Styling choices—shirts worn backward, pant hems dragging along the floor, combat boots left partially unlaced—reinforce the lived-in immediacy of the collection. It evokes the impression of life and the passage of time, turning clothing into a witness to experience.
The concept echoes patina in watches—the natural, organic wear that develops over decades. Faux patina, by contrast, is a surface illusion: the signs of age are applied rather than earned. Prada’s approach engages with this idea, giving off the trending anti-AI aesthetic, though it can still come across as more of a just seasonal proposition of Prada.
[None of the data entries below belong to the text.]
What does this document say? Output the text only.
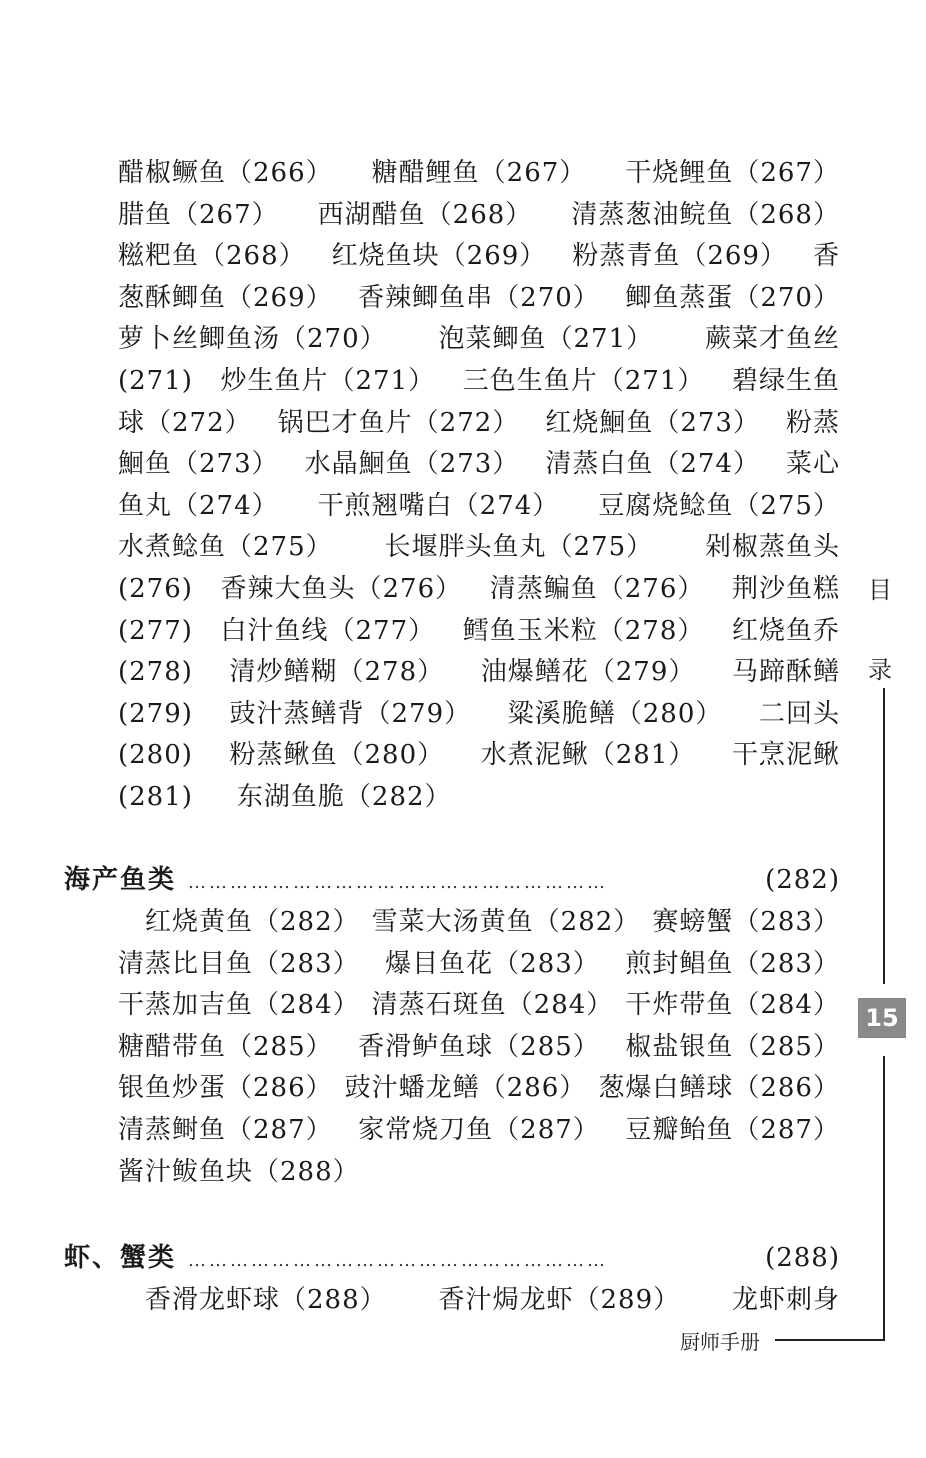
醋椒鳜鱼（266） 糖醋鲤鱼（267） 干烧鲤鱼（267）
腊鱼（267） 西湖醋鱼（268） 清蒸葱油鲩鱼（268）
糍粑鱼（268） 红烧鱼块（269） 粉蒸青鱼（269） 香
葱酥鲫鱼（269） 香辣鲫鱼串（270） 鲫鱼蒸蛋（270）
萝卜丝鲫鱼汤（270） 泡菜鲫鱼（271） 蕨菜才鱼丝
(271) 炒生鱼片（271） 三色生鱼片（271） 碧绿生鱼
球（272） 锅巴才鱼片（272） 红烧鮰鱼（273） 粉蒸
鮰鱼（273） 水晶鮰鱼（273） 清蒸白鱼（274） 菜心
鱼丸（274） 干煎翘嘴白（274） 豆腐烧鲶鱼（275）
水煮鲶鱼（275） 长堰胖头鱼丸（275） 剁椒蒸鱼头
(276) 香辣大鱼头（276） 清蒸鳊鱼（276） 荆沙鱼糕
(277) 白汁鱼线（277） 鳕鱼玉米粒（278） 红烧鱼乔
(278) 清炒鳝糊（278） 油爆鳝花（279） 马蹄酥鳝
(279) 豉汁蒸鳝背（279） 粱溪脆鳝（280） 二回头
(280) 粉蒸鳅鱼（280） 水煮泥鳅（281） 干烹泥鳅
(281) 东湖鱼脆（282）
红烧黄鱼（282） 雪菜大汤黄鱼（282） 赛螃蟹（283）
清蒸比目鱼（283） 爆目鱼花（283） 煎封鲳鱼（283）
干蒸加吉鱼（284） 清蒸石斑鱼（284） 干炸带鱼（284）
糖醋带鱼（285） 香滑鲈鱼球（285） 椒盐银鱼（285）
银鱼炒蛋（286） 豉汁蟠龙鳝（286） 葱爆白鳝球（286）
清蒸鲥鱼（287） 家常烧刀鱼（287） 豆瓣鲐鱼（287）
酱汁鲅鱼块（288）
香滑龙虾球（288） 香汁焗龙虾（289） 龙虾刺身
海产鱼类 ……………………………………………………	(282)
虾、蟹类 ……………………………………………………	(288)
目
录
15
厨师手册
Still, the collection brings a sense of character that goes beyond the typical runway uniform of skinny coats and sleeves. The imperfection and lived-in details give it charm and personality, which is exactly why it resonated with audiences.
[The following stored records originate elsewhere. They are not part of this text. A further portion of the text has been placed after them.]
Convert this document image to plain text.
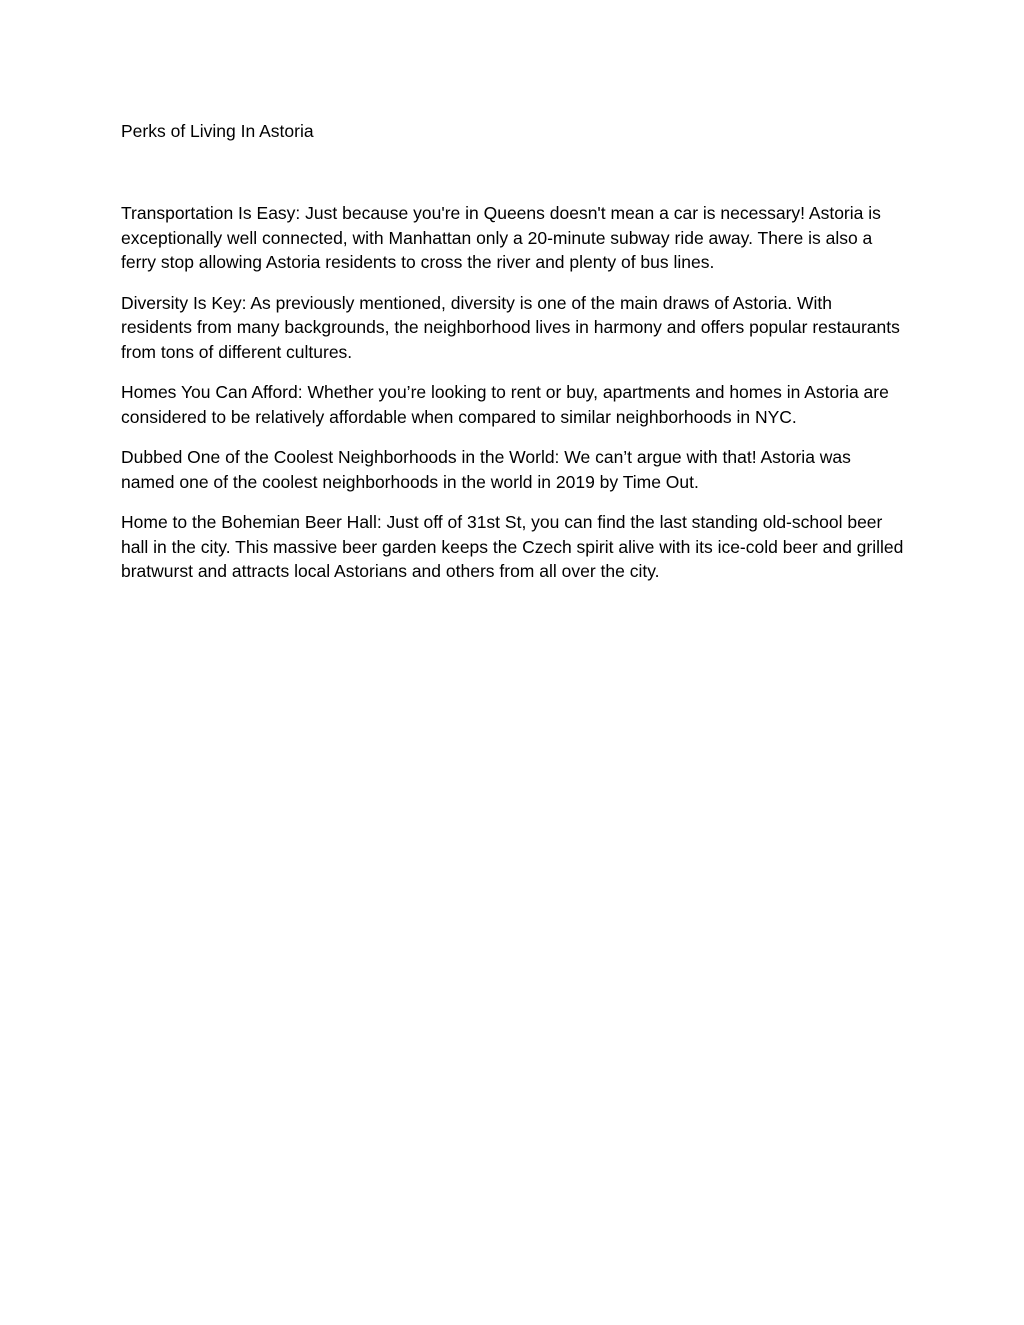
Perks of Living In Astoria

Transportation Is Easy: Just because you're in Queens doesn't mean a car is necessary! Astoria is exceptionally well connected, with Manhattan only a 20-minute subway ride away. There is also a ferry stop allowing Astoria residents to cross the river and plenty of bus lines.

Diversity Is Key: As previously mentioned, diversity is one of the main draws of Astoria. With residents from many backgrounds, the neighborhood lives in harmony and offers popular restaurants from tons of different cultures.

Homes You Can Afford: Whether you’re looking to rent or buy, apartments and homes in Astoria are considered to be relatively affordable when compared to similar neighborhoods in NYC.

Dubbed One of the Coolest Neighborhoods in the World: We can’t argue with that! Astoria was named one of the coolest neighborhoods in the world in 2019 by Time Out.

Home to the Bohemian Beer Hall: Just off of 31st St, you can find the last standing old-school beer hall in the city. This massive beer garden keeps the Czech spirit alive with its ice-cold beer and grilled bratwurst and attracts local Astorians and others from all over the city.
2. Controversy as a constant companion on runways
At Milan Fashion Week, Dolce & Gabbana drew widespread online backlash over its men’s Fall/Winter 2026–2027 presentation, which featured an all-white lineup of male models, despite being framed as a celebration of “the portrait of man.” Critics called the casting choice exclusionary and out of step with ongoing conversations around representation.
Bella Hadid added to the discussion by addressing the issue on Instagram. Responding to a clip that highlighted the lack of diversity, she wrote that she was “shocked people actually support this company still. It’s embarrassing. Models/stylists/casting the whole damn thing.” She didn’t stop there. In a follow-up comment, she wrote “beeeeen cancelled… years of racism, sexism, bigotry, xenophobia.. how are we shocked still?”
Her comments quickly spread across social platforms, reigniting wider debates within the fashion industry about diversity, responsibility, and what accountability should look like in the luxury space.
FW26 made one thing clear—for many consumers, clothes and designs alone are no longer enough. The audience is increasingly willing to interrogate who makes the clothes, what they stand for, and whether a brand’s values align with its image.

3. Setchu reimagines arctic menswear
This season’s Milan runways weren’t all about heritage giants. Setchu, the line by Japanese designer Satoshi Kuwata, quietly became one of the most talked-about newcomers this season. He showed his Fall/Winter 2026 collection in his new Milan studio, a serene, light‑filled space that felt more like a craftsman’s atelier than a traditional runway.
The biggest spark in Kuwata’s work came from his inspiration in Greenland. After a formative trip to that stark, elemental landscape, he took traditional ideas of Arctic survival gear—clothing designed to protect against extreme cold—and translated them into pieces that feel both functional and poetic. Overcoats, puffers, and layered outerwear carried an architectural energy, with structural pleating and volume that seemed to echo natural forms like mountains and valleys.
What makes this collection genuinely lovable is how Satoshi Kuwata played with structural folds, layered silhouettes, and modular pieces that could transform on the spot, like jackets that became bags.
4. Impeccable layering at Ralph Lauren
Ralph Lauren once again impressed with classic menswear, but in this season, layering stole the spotlight. The runway blended heritage and modernity by stacking knitwear under outerwear, work‑wear staples over tailored pieces, and sportier polo‑inspired layers alongside Purple Label’s suiting precision.
Knits and rugby‑striped sweaters draped under quilted jackets and flannel overshirts, while Alpine boots and utility outerwear gave texture and depth to looks that might otherwise read too classic. Meanwhile, cashmere sport coats and velvet blazers from Purple Label sat comfortably atop more casual bases, showing that Lauren’s dual identity thrives when pieces are stacked thoughtfully rather than just piled on.
Indeed, the show was a masterclass in thoughtful styling—teaching us how texture, proportion, and juxtaposition can transform classic menswear into something dynamic and expressive.